At the end of the film we are left with many questions, what happened to the theatre since? What became of the girls we see in the drama classes? If most boys chose to become fighters or were killed, what conclusions should we draw for art as a tool for personal and social transformation?

The Freedom Theatre Now

From 2003-2005 the Freedom Theatre has been rebuilt. It proposes many activities and more and more people are joining them because they hear that something is going on. For example, Taiseer Khatib, a Palestinian anthropologist involved with the Freedom Theatre in Haifa, gives writing classes, exploring new ways of expression for people living with conflict. He explains how difficult it was for youth to talk about their experience in the 2nd intifada. It took a long time before they started writing and “opening their hearts that they kept close from 2000”. Taiseer proposes the young people to start with reading texts that capture the experiences of Palestinians, such as those written by Ghassan Kanafani. “First they started to tell what happened, that their houses were destroyed, that their uncles were imprisoned for 50 or 100 years”. He remarks a difference in the narratives of boys and girls where the former focus on events, the latter integrate more emotions and reflections on personal experience in their stories.

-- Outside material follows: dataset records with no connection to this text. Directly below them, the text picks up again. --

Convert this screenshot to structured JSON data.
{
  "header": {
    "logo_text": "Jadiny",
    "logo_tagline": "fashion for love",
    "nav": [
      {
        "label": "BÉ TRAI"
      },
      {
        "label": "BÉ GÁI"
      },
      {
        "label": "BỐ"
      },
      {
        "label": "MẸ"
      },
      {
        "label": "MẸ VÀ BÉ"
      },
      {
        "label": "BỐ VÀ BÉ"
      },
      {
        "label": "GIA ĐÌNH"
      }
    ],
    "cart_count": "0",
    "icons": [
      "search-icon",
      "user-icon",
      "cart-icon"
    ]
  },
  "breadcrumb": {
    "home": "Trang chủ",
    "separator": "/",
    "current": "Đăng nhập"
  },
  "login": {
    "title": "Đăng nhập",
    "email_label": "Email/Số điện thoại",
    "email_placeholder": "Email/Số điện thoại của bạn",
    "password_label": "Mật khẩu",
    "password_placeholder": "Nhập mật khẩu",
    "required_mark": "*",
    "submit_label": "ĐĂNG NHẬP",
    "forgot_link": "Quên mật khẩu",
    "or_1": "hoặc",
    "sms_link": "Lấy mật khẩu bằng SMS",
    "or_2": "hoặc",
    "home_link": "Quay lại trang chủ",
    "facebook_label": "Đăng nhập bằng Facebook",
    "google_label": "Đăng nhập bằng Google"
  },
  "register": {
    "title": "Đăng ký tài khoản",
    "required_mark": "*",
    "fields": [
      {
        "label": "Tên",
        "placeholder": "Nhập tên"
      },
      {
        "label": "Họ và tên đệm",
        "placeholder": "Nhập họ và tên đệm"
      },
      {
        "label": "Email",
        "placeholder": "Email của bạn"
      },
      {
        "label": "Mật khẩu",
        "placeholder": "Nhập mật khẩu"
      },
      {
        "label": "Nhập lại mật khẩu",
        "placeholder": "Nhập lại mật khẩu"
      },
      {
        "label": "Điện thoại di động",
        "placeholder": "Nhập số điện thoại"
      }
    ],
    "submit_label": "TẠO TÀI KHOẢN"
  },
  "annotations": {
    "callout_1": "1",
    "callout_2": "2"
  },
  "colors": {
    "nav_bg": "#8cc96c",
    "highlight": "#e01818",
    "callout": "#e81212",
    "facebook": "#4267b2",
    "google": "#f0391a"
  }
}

A challenge Taiseer observes in working with children and their families in the refugee camp in Jenin is to convince families to allow their daughters to come to the theatre. This situation has changed much since the start of the initiative by Arna in the eighties. Religion has come to play a much larger role in life of the Palestinian community. Since there is not much opening in the political arena, people look for something else to find refuge and hope in. Taiseer notes that “religion is the only thing there is in an oppressive society”. He also tells us though that some of the girls we saw in the film on the theatre stage have become doctors and pursued higher education. Why has the author of the film left out their stories?

Artistic expression as a tool for social transformation

Taiseer wonders what the potential of theatre is for transformation. Despite Arna and Juliano’s impressive work to unleash youth’s creative force, they were either destroyed or became destructive themselves if we can interpret fighting in such a way.

To answer this question, we should make the difference between levels of transformation: Personal transformation, social transformation and conflict transformation.

Drama is an interesting tool to work on one’s self-confidence, it helps to construct a personality and to overcome a sentiment of powerlessness. A personal shift can take place from that of a spectator undergoing life to that of an actor, giving a sense to one’s life. According to Benoît Capponi, a former employee of Prémol Theatre, which has both an artistic and social function in Grenoble, theatre has the capacity to impact more levels than only the personal one. Drama is a collective experience and things can happen within the group. In role-playing for example, one can act to be free and transform social life on the stage. In the film we see boys and girls play the roles of cats and dogs in theatre class, in allusion to the roles of oppressed and oppressor. Children learn that these are roles that can be reversed. To what extent can what happens on the stage be transposed to the outside world? This is a much greater challenge. Kareem Amira, director of Aida refugee camp, answers that the actions of Arna’s freedom theatre were so marginal against the much larger pressure of society, that while personal transformation might have taken place it has not been able to transform society, neither the conflict.